Obsessive? Perhaps, but that's arguably what we've come to expect from Apple.
It's not the only improvement in design. The home button is now force sensitive and solid-state, linked with a new generation Taptic Engine which is more responsive and has a wider-range of frequencies to give the feeling of a physical button, even though the new home button doesn't actually shift.
That Taptic Engine is used for new physical interactions for ringtones, notifications, and more.
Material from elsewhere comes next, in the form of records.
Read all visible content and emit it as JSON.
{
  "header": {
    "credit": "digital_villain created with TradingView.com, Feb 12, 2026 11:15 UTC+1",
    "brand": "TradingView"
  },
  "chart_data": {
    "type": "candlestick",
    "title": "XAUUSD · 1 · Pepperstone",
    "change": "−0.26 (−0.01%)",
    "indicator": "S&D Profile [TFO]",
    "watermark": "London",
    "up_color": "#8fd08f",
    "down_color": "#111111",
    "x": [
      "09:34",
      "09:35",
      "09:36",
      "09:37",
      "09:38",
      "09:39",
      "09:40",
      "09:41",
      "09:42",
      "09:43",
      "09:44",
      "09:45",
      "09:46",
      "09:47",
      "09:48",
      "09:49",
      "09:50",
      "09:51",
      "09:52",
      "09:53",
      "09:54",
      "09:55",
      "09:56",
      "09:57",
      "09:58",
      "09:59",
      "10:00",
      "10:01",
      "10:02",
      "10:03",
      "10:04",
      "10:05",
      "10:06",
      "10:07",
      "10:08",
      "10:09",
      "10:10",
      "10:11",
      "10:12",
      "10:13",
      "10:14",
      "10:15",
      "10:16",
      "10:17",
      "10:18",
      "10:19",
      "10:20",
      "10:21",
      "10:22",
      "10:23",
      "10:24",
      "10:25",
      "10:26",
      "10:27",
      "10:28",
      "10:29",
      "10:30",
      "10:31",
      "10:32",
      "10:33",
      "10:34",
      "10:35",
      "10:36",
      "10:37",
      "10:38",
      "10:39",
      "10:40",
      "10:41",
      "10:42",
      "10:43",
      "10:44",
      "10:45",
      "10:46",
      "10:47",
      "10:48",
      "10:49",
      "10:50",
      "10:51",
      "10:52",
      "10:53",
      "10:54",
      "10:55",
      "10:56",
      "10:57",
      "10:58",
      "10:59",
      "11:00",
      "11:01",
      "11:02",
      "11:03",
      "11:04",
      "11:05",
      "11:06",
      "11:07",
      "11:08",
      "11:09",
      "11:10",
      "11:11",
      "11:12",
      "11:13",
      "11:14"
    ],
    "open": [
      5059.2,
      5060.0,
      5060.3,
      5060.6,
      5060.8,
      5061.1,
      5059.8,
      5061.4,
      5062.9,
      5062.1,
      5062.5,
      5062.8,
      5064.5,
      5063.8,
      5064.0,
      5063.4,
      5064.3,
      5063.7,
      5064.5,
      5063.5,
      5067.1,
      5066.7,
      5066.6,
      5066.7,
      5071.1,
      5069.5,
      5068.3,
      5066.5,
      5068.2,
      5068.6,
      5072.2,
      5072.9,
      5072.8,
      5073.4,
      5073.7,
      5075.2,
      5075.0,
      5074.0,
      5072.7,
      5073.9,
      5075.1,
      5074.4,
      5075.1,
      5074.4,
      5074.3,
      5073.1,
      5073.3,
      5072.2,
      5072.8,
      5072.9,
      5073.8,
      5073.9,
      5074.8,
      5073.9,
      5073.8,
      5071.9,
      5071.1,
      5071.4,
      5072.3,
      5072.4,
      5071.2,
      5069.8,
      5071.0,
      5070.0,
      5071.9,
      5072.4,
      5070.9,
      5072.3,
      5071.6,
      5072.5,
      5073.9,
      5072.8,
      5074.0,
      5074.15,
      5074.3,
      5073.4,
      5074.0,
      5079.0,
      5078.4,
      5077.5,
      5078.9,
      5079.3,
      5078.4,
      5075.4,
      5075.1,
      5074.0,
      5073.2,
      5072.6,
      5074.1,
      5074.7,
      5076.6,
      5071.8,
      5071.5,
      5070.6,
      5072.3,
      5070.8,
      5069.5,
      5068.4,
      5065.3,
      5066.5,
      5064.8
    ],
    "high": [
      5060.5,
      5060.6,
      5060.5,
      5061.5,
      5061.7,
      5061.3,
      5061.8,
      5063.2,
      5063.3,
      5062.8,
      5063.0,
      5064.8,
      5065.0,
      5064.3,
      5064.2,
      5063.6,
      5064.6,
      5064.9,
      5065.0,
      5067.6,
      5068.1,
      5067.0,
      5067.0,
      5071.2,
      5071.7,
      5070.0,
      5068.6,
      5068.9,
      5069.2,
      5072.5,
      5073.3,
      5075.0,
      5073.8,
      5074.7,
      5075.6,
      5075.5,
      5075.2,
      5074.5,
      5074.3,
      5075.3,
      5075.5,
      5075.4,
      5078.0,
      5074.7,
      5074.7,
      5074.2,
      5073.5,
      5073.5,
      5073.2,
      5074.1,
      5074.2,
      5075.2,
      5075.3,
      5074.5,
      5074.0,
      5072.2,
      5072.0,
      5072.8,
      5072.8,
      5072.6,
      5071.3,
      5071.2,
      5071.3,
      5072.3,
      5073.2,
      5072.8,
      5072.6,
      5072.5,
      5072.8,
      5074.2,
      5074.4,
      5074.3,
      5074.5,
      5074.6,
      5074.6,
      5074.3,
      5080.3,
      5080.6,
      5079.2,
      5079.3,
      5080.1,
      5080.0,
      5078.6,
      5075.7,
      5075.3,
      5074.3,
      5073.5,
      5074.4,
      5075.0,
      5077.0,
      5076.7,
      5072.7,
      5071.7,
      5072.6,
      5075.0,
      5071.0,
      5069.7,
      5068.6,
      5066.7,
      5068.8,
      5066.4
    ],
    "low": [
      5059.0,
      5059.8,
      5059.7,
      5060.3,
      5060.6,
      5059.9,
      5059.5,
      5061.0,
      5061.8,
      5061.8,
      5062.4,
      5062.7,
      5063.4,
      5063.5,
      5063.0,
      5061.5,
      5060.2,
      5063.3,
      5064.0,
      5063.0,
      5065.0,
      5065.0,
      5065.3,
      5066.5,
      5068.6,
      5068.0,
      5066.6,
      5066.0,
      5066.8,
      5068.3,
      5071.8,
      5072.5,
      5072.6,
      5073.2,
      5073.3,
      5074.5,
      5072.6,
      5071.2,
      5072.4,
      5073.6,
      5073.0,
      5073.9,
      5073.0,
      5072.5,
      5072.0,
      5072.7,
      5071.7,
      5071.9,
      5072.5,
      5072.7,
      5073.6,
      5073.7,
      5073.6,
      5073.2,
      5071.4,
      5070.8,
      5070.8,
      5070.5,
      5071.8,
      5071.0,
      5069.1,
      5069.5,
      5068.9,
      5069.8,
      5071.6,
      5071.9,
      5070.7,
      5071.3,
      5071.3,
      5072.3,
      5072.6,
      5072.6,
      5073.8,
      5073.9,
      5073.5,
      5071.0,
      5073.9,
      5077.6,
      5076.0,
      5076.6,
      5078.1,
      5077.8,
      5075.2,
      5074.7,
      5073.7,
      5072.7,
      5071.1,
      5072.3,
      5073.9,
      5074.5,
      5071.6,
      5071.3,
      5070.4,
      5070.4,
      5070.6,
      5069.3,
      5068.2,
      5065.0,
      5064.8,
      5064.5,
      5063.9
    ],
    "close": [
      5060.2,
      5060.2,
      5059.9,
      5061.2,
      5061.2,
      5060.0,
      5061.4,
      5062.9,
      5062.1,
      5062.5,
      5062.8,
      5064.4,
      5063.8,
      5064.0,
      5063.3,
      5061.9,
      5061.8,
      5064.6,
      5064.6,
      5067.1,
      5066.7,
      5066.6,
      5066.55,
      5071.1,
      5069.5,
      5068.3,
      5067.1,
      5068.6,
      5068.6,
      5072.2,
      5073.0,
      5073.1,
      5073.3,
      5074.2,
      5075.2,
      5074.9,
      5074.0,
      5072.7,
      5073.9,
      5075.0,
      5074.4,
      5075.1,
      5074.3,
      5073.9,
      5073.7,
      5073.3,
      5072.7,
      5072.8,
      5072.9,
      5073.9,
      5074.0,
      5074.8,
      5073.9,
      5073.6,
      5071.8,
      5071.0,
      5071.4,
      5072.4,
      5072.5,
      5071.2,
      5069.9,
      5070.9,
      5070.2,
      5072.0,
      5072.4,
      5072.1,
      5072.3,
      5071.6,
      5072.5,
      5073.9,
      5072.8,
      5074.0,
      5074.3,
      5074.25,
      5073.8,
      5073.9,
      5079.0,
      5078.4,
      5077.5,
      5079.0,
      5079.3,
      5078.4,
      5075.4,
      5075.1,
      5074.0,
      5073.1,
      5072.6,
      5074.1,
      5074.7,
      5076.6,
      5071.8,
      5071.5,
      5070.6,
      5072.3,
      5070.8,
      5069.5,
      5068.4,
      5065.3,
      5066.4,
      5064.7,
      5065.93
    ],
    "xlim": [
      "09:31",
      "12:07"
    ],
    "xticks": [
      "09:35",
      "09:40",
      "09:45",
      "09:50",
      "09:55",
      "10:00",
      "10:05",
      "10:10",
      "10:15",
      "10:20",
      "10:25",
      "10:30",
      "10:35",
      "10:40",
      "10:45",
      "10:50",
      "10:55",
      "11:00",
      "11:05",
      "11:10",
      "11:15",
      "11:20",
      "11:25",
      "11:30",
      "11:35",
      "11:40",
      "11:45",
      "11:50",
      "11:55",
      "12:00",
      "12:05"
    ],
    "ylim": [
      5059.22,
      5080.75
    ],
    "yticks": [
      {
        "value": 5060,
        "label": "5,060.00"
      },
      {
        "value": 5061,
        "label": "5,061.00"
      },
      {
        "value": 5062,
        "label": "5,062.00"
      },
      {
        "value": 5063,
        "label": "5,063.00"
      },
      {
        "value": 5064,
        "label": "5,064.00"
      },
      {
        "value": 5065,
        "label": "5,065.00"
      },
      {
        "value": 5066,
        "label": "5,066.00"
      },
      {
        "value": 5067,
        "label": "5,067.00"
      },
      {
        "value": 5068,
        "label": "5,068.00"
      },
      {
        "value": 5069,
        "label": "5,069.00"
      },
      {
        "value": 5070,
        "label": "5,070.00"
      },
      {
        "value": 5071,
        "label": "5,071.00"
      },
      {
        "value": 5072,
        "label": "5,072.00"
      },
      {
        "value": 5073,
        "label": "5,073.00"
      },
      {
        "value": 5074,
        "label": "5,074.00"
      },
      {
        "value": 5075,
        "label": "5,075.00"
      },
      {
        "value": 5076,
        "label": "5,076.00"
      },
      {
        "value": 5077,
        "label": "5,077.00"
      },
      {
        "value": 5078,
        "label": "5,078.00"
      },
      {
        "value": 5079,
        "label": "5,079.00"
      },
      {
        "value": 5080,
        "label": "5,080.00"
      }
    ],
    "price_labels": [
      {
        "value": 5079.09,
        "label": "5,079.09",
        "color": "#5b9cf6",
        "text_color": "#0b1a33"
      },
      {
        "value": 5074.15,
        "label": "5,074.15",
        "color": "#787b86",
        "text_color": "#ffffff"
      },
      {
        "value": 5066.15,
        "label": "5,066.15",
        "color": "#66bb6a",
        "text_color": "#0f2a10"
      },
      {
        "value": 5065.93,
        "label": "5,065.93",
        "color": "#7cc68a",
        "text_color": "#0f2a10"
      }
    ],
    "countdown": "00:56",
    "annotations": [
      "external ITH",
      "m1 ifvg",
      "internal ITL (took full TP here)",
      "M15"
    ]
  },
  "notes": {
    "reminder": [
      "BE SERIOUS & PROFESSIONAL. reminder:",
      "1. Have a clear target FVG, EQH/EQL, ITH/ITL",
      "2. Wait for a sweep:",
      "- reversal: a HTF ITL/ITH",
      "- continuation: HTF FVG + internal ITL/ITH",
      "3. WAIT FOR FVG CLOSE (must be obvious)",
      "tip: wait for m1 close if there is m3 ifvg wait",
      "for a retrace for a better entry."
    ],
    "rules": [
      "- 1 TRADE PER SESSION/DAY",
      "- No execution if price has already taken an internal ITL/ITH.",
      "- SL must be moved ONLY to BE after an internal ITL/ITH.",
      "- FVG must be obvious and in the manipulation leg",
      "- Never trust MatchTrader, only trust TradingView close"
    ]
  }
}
There's water and dust resistance, to IP67, and a brand new image signal processors, which works with the all-new camera. Both the iPhone 7 and iPhone 7 Plus get optical image stabilization, together with an f/1.8 aperture, six-element lens for 50-percent more light, with a 12-megapixel sensor that has larger pixels and is more efficient.
The two-tone flash now has four LEDs for 50-percent more light and range, while a flicker sensor reads whether artificial light is flickering in your scene and times the photo to counteract that.
A 7-megapixel front facing FaceTime camera raises the resolution from 5-megapixels on the iPhone 6s, and has wide color capture and auto image stabilization.
iPhone 7 Plus, meanwhile, gets a second camera: both 12-megapixels. One has a wide-angle lens, just as on the iPhone 7, and the second has a telephoto lens. That can be used to give a near-lossless zoom, up to 10x.
Later in the year, a "Depth Effect" update for the iPhone 7 Plus will add the ability to create – with real-time previews – bokeh effects in the backgrounds of shots by building a depth map from each frame.
Screen size stays the same as with the previous iPhone 6s and iPhone 6s plus, but the iPhone 7 gets a wide gamut display for better color reproduction.
Most controversial is likely to be Apple's decision to axe the traditional 3.5mm headphone jack, turning instead to either Lightning (with an adapter in the box) or the new AirPods wireless headphones.